Troubleshooting Wireless Input Devices
If your wireless input device does not work, check the following:
■ Battery failure. The transceivers attached to the computer are powered by the computer, but the
input devices themselves are battery-powered. Check the battery life suggestions published by
the vendor; if your unit isn’t running as long as it should, try using a better brand of battery or
turning off the device if possible.
■ Lost synchronization between device and transceiver. Both the device and the transceiver must be
using the same frequency to communicate. Depending on the device, you might be able to
resynchronize the device and transceiver by pressing a button, or you might need to remove the
battery, reinsert the battery, and wait for several minutes to reestablish contact.
■ Interference between units. Check the transmission range of the transceivers in your wireless units
and visit the manufacturer’s Web site for details on how to reduce interference. Typically, you
should use different frequencies for wireless devices on adjacent computers.
■ Blocked line of sight. If you are using infrared wireless devices, check the line of sight carefully at
the computer, the space between your device and the computer, and the device itself. You
might be dangling a finger or two over the infrared eye and cutting off the signal—the equivalent of putting your finger over the lens on a camera.
■ Serial port IRQ conflicts. If the wireless mouse is connected to a serial port and it stops working
after you install another add-on card, check for conflicts using the Windows Device Manager.
■ Disconnected transceiver. If you have moved the computer around, you might have disconnected
the transceiver from its keyboard, PS/2 mouse, serial, or USB port.

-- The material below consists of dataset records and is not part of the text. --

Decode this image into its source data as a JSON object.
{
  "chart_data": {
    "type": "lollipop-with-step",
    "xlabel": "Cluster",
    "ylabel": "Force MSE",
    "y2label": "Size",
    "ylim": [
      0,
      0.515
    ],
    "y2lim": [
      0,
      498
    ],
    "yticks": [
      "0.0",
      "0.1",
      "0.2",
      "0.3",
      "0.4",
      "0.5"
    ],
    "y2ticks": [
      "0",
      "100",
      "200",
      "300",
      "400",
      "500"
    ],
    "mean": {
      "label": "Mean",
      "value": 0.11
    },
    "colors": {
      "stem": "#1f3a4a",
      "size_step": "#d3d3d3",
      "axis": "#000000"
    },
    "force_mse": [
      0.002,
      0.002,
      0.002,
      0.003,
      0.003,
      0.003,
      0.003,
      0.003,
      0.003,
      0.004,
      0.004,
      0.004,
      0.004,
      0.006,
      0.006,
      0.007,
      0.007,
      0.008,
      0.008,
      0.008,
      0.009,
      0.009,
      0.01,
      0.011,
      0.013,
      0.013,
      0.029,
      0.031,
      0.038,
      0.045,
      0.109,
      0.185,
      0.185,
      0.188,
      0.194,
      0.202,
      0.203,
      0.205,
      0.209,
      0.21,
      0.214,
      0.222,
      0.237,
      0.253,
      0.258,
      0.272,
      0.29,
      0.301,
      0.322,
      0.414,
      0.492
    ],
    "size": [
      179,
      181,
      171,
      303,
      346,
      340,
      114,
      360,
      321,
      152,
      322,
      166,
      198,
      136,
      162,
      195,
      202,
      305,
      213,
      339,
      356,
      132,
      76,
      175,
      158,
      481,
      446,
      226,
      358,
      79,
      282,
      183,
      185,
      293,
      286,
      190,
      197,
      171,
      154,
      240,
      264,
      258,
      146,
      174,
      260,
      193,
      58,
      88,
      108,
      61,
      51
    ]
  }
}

You can plug a USB device in
without shutting down the system, but the other types require you to shut down, reattach the
cable, and restart to work correctly.
■ USB Legacy support not enabled. If your wireless keyboard uses a transceiver connected to the USB
port and the device works in Windows, but not at a command prompt, make sure you have
enabled USB Legacy support in the BIOS or use the PS/2 connector from the transceiver to connect to the PS/2 keyboard port.